Film français de Valérie Minetto

Avec Mila Dekker, Aurélia Petit, Malik Zidi, Laurence Côte, Guilaine Londez





Par Henri Lanoë
 
Sortie le 22-03-2006

Durée: 1h30

 

Cheyenne de vie !

La quarantaine venue, Valérie Minetto et sa scénariste Cécile Vargaftig nous proposent un film qui semble issu de l’époque où elles étaient élèves de la FEMIS et nostalgiques, je suppose, de la révolution baba cool qu’elles n’avaient pu connaître, vu leur jeune âge.

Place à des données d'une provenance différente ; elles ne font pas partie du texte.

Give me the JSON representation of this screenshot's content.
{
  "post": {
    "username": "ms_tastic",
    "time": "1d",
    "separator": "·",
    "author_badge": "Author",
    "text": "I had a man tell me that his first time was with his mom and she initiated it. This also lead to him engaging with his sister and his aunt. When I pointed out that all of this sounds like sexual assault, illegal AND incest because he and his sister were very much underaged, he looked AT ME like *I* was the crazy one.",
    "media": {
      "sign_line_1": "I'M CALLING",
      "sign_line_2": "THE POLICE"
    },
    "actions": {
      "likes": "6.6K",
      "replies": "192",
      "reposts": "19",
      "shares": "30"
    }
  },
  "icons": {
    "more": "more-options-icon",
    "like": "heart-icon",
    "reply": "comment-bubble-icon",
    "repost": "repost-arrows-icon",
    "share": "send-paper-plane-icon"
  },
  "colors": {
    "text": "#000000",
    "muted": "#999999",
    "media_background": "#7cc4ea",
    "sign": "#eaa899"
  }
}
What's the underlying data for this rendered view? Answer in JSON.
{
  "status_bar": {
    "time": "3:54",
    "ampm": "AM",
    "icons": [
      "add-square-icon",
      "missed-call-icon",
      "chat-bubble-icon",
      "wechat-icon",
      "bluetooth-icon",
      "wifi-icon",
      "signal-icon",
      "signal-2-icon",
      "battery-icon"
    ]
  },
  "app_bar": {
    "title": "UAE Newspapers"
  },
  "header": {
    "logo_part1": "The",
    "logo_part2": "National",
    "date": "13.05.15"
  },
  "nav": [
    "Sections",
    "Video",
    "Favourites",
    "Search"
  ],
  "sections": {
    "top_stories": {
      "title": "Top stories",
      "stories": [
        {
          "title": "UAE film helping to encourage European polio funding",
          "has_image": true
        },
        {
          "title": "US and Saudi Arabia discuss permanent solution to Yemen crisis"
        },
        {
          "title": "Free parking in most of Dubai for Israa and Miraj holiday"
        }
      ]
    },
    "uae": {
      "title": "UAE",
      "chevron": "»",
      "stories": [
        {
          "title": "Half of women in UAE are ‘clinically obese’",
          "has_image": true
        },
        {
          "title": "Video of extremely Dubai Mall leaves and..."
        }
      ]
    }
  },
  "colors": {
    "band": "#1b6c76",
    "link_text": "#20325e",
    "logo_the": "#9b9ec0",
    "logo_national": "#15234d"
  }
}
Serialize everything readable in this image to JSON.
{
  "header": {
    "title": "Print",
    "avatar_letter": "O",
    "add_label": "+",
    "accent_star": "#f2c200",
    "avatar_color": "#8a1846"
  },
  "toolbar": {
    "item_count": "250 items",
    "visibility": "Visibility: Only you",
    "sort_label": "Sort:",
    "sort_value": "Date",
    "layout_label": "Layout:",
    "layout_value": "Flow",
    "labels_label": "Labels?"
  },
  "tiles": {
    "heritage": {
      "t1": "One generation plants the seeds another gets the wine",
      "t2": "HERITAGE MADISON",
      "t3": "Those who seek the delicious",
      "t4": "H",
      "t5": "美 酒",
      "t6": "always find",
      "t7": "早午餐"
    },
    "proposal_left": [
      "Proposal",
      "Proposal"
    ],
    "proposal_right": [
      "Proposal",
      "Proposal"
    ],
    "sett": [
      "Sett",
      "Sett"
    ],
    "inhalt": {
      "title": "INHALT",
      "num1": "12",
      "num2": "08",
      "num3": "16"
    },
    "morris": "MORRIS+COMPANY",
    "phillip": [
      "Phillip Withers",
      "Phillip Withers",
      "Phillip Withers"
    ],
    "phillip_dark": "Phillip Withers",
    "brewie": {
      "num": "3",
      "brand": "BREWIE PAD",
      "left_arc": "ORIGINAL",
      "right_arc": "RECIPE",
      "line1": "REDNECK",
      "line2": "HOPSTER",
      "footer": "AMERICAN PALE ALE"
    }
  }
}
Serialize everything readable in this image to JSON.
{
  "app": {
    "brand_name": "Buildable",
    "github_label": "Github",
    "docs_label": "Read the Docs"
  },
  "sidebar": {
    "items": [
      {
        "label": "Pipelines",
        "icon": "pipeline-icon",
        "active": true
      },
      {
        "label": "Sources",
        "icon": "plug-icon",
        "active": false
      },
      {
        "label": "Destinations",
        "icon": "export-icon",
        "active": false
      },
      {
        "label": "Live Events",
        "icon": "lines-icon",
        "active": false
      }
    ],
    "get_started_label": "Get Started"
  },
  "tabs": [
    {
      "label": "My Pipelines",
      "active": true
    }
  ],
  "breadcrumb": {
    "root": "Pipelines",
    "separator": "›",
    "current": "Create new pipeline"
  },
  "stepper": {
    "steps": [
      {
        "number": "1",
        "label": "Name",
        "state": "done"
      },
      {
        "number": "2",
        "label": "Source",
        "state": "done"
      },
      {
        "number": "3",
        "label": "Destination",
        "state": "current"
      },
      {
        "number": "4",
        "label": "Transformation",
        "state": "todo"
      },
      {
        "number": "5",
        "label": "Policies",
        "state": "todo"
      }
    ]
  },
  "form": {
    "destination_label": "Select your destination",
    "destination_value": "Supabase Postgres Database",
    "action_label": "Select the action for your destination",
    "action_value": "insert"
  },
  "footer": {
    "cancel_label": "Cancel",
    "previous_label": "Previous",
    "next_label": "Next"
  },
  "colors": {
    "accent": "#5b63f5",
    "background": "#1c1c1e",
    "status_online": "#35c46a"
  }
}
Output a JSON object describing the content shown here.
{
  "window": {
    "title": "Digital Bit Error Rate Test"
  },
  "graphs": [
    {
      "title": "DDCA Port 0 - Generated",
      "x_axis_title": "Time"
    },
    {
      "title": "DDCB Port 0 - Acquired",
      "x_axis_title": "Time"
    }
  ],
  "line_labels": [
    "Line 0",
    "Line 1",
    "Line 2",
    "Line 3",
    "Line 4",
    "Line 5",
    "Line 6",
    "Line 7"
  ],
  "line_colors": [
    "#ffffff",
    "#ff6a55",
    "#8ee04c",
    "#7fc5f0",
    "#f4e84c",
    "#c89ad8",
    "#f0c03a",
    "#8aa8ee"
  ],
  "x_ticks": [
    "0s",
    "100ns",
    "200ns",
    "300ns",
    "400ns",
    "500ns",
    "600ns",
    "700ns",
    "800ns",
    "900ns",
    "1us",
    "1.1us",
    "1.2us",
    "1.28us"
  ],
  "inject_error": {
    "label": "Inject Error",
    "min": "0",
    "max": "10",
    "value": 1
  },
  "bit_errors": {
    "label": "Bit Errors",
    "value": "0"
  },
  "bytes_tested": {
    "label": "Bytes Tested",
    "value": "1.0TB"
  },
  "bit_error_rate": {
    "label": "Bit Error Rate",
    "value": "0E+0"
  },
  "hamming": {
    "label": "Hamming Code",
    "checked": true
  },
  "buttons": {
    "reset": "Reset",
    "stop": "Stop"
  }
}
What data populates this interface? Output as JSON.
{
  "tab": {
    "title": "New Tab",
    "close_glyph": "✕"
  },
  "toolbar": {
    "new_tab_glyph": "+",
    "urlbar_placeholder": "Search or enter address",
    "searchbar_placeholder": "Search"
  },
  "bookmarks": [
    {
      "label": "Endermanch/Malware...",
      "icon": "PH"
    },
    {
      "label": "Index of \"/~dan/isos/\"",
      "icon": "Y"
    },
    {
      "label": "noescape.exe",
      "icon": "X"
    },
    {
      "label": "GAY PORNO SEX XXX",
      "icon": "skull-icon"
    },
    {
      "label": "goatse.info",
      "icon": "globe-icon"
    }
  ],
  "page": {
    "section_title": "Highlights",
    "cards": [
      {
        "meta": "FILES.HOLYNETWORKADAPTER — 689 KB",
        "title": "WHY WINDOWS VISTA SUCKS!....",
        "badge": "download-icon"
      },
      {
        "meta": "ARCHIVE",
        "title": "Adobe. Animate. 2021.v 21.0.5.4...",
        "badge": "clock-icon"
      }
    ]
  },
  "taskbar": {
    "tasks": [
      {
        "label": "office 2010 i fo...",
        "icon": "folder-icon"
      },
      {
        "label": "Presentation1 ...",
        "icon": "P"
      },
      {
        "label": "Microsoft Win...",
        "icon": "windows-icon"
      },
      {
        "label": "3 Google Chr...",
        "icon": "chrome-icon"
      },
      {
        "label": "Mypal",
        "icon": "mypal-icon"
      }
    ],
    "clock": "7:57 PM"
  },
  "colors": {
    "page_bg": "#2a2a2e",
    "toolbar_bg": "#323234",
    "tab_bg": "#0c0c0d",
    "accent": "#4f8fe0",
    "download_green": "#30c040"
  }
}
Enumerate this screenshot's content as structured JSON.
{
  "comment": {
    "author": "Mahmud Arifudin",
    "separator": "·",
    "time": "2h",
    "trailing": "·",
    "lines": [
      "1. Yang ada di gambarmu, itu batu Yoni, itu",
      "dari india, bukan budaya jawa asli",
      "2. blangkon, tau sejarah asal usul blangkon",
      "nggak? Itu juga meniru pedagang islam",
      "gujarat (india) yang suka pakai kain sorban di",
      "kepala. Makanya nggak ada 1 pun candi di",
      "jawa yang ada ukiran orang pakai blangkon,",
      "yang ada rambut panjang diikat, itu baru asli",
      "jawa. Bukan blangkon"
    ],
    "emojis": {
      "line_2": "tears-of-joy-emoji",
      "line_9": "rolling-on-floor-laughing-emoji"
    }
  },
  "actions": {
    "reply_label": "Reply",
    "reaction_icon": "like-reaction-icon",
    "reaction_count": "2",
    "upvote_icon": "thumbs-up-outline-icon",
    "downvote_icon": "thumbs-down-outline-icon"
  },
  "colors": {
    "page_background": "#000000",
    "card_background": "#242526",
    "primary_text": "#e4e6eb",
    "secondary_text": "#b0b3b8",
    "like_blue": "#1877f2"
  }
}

Les personnages de Oublier Cheyenne semblent sortir des films sur le Larzac des années 70, influencés par la déferlante hippie et le flower power ; tout cela sonne assez désuet aujourd’hui, le seul apport « moderne » étant l’inévitable homosexualité des héroïnes. Je ne peux croire qu’il n’y ait pas la moindre trace d’ironie chez la réalisatrice quand on voit sa façon d’enchaîner les clichés sur la précarité, le refus de la société, le retour (en vélo) à la campagne, l’éloge de la marginalité, la phobie de la bagnole polluante, l’accoutrement de Mila Dekker (Cheyenne) pédalant pour fuir Paris et ses fumées ou le déguisement de Laurence Côte (Edith) en SDF rurale. Il y a forcément de l’humour dans cette fable écologique, par exemple lorsque Aurélia Petit (Sonia) vient rechercher son amie en Franche-Comté et que celle-ci refuse violemment « de monter dans une voiture ! ». Cette ambiguïté du traitement est confirmée par l’évidente qualité de la réalisation dans certaines séquences comme le très beau plan d’ouverture qui montre des feux tricolores qui fonctionnent pour rien dans un Paris désert, la nuit, laissant deviner la silhouette d’un homme dormant à même le sol, dans le froid. On risque d’oublier Cheyenne mais pas la force d’une telle image.